Have you been surprised by the reactions of people once you told them that you were transgender?

My transition has gone better than I would have ever thought. With the help of some great friends and strangers I met through my work as a bus driver, when I came out I mostly received support from passengers to staff to other drivers. I received some very encouraging messages. Now, everyone just knows me as Angie. My neighbours have been brilliant, even stopping me, asking me questions and being interested in things that are to come

My first day at work as Angie was one of the best days of my life. I wasn’t nervous at all but very confident and got more messages of support. It was kind of strange at work to take it slowly and take baby steps so that everyone could get used to the real me. It took less than two months from my first day as Angie to be living as Angie full time.

For anyone going through such a life changing experience, it is vital that they get support and are made to feel that they aren’t alone on this journey. What support systems have you had to help you out along the way?

I have been with The Gender Service for the last two years and have now been put on the waiting list for gender reassignment surgery. The support system is good – there is always someone to talk to and thanks to the internet there are so many groups on Facebook or other social media sites, blogs and vlogs. Their support has really helped. I also write a blog where I describe my transition journey to help others and to talk through my experiences.

For the most part there are highs and lows and times where you might think about giving up but for with the help and support out there it gives you the belief and confidence to never give up. I have received negative comments like being called a freak and overheard comments like how big my hands are, but I don’t let them get to me. I just brush the negative comments off.

Negative comments are something that a lot of transgender people unfortunately experience, and arguably a lot of that is due to ignorance and other people simply not being educated on what it is to be transgender. What do you wish you could say to the people who don’t believe that to be transgender is a ‘thing’?

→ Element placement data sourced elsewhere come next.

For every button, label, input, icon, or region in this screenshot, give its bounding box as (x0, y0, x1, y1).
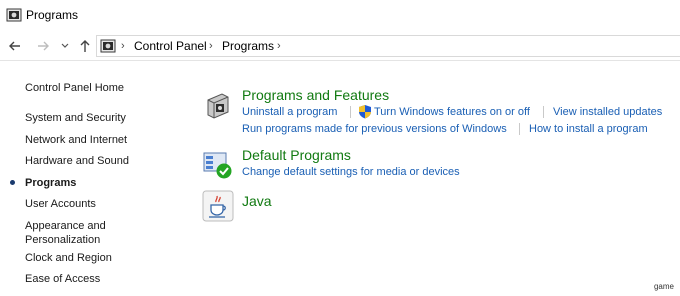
sidebar-item-control-panel-home[interactable]: Control Panel Home (25, 81, 124, 95)
uac-shield-icon (358, 104, 372, 119)
sidebar-item-ease-of-access[interactable]: Ease of Access (25, 272, 100, 286)
category-programs-and-features: Programs and Features Uninstall a progra… (200, 86, 680, 136)
title-bar: Programs (0, 0, 680, 30)
address-row: › Control Panel › Programs › (0, 31, 680, 61)
breadcrumb-separator[interactable]: › (277, 39, 281, 53)
link-divider (350, 106, 351, 118)
link-divider (519, 123, 520, 135)
category-default-programs: Default Programs Change default settings… (200, 146, 680, 180)
turn-windows-features-link[interactable]: Turn Windows features on or off (374, 105, 530, 119)
category-java: Java (200, 190, 680, 222)
default-programs-icon[interactable] (202, 149, 234, 181)
uninstall-program-link[interactable]: Uninstall a program (242, 105, 337, 119)
sidebar: Control Panel Home System and Security N… (0, 72, 190, 296)
control-panel-icon (6, 7, 22, 23)
watermark-text: game (653, 282, 674, 291)
sidebar-item-hardware-and-sound[interactable]: Hardware and Sound (25, 154, 129, 168)
breadcrumb[interactable]: › Control Panel › Programs › (96, 35, 680, 57)
programs-box-icon[interactable] (202, 88, 234, 120)
sidebar-item-clock-and-region[interactable]: Clock and Region (25, 251, 112, 265)
breadcrumb-programs[interactable]: Programs (222, 39, 274, 53)
breadcrumb-separator[interactable]: › (209, 39, 213, 53)
sidebar-item-user-accounts[interactable]: User Accounts (25, 197, 96, 211)
arrow-up-icon[interactable] (76, 37, 94, 55)
java-cup-icon[interactable] (202, 190, 234, 222)
arrow-right-icon[interactable] (34, 37, 52, 55)
breadcrumb-separator[interactable]: › (121, 39, 125, 53)
sidebar-item-programs[interactable]: Programs (25, 176, 76, 190)
change-default-settings-link[interactable]: Change default settings for media or dev… (242, 165, 460, 179)
view-installed-updates-link[interactable]: View installed updates (553, 105, 662, 119)
sidebar-item-system-and-security[interactable]: System and Security (25, 111, 126, 125)
breadcrumb-control-panel[interactable]: Control Panel (134, 39, 207, 53)
window-title: Programs (26, 8, 79, 22)
current-item-bullet (10, 180, 15, 185)
default-programs-title[interactable]: Default Programs (242, 146, 351, 164)
chevron-down-icon[interactable] (60, 37, 70, 55)
java-title[interactable]: Java (242, 192, 272, 210)
run-older-programs-link[interactable]: Run programs made for previous versions … (242, 122, 507, 136)
arrow-left-icon[interactable] (6, 37, 24, 55)
link-divider (543, 106, 544, 118)
how-to-install-link[interactable]: How to install a program (529, 122, 648, 136)
sidebar-item-appearance-line1[interactable]: Appearance and (25, 219, 106, 233)
control-panel-icon (100, 38, 116, 54)
sidebar-item-network-and-internet[interactable]: Network and Internet (25, 133, 127, 147)
sidebar-item-appearance-line2[interactable]: Personalization (25, 233, 100, 247)
programs-and-features-title[interactable]: Programs and Features (242, 86, 389, 104)
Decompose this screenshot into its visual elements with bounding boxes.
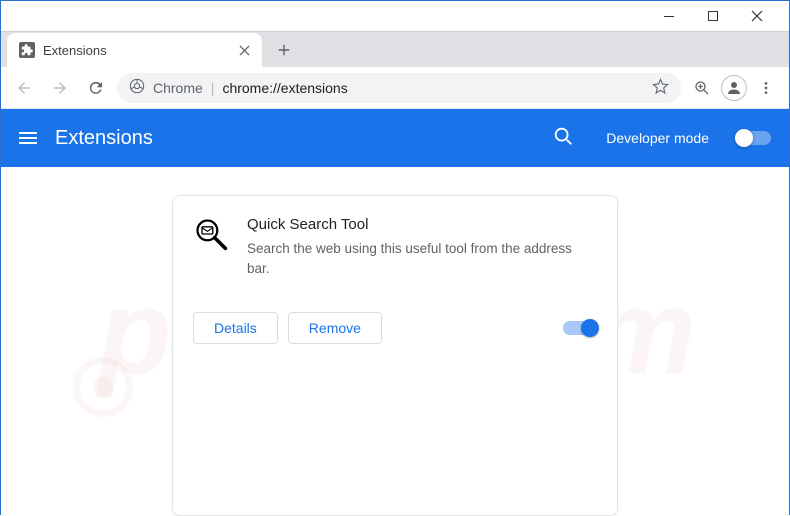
puzzle-icon bbox=[19, 42, 35, 58]
tab-title: Extensions bbox=[43, 43, 228, 58]
watermark-gear-icon bbox=[63, 347, 143, 427]
window-titlebar bbox=[1, 1, 789, 31]
extensions-header: Extensions Developer mode bbox=[1, 109, 789, 167]
extensions-content: pcrisk.com Quick Search Tool Search the … bbox=[1, 167, 789, 516]
forward-button[interactable] bbox=[45, 73, 75, 103]
tab-close-button[interactable] bbox=[236, 42, 252, 58]
window-maximize-button[interactable] bbox=[691, 2, 735, 30]
omnibox-url: chrome://extensions bbox=[222, 80, 347, 96]
hamburger-menu-button[interactable] bbox=[19, 132, 37, 144]
window-close-button[interactable] bbox=[735, 2, 779, 30]
page-title: Extensions bbox=[55, 127, 534, 150]
developer-mode-label: Developer mode bbox=[606, 130, 709, 146]
tab-strip: Extensions bbox=[1, 31, 789, 67]
extension-icon bbox=[193, 216, 229, 252]
new-tab-button[interactable] bbox=[270, 36, 298, 64]
window-minimize-button[interactable] bbox=[647, 2, 691, 30]
omnibox-divider: | bbox=[211, 80, 215, 96]
omnibox-prefix: Chrome bbox=[153, 80, 203, 96]
back-button[interactable] bbox=[9, 73, 39, 103]
chrome-logo-icon bbox=[129, 78, 145, 97]
extension-title: Quick Search Tool bbox=[247, 216, 597, 233]
bookmark-star-icon[interactable] bbox=[652, 78, 669, 98]
developer-mode-toggle[interactable] bbox=[737, 131, 771, 145]
browser-tab[interactable]: Extensions bbox=[7, 33, 262, 67]
address-bar[interactable]: Chrome | chrome://extensions bbox=[117, 73, 681, 103]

I would say to people to see for themselves the life change in someone who identifies as transgender. It is very real, from being suicidal to living a full, happy life. We need to stop using labels to define who we are.

What would you say to someone who identifies themselves as transgender but is afraid of speaking out about who they really are?

Be true to yourself and never be afraid to ask for help or advice from someone else – you won’t say anything that we all haven’t thought or felt before.

After years of living as a male, how does it feel to now be living life as your true self?

It feels amazing – my life has changed in ways I never thought of as possible. I am finally the real, true me. I am happier than I have ever been because I am no longer hiding or pretending to be someone that I was never meant to be.

To speak out about this is incredibly brave because unfortunately there is still ignorance in this world. Why did you feel the need to do this interview and to share your experience?

If I can help someone who is going through the same things that I went through growing up, then I am happy to speak out. If it changes one persons attitude or promotes understanding then sharing my experience with others is well worth it. We need to make time in our lives to have these kinds of conversations.

If you could sum up your outlook on life in one statement, what would it be?

Be true to yourself, take it one day at a time and never give up – it will all be worth it in the end.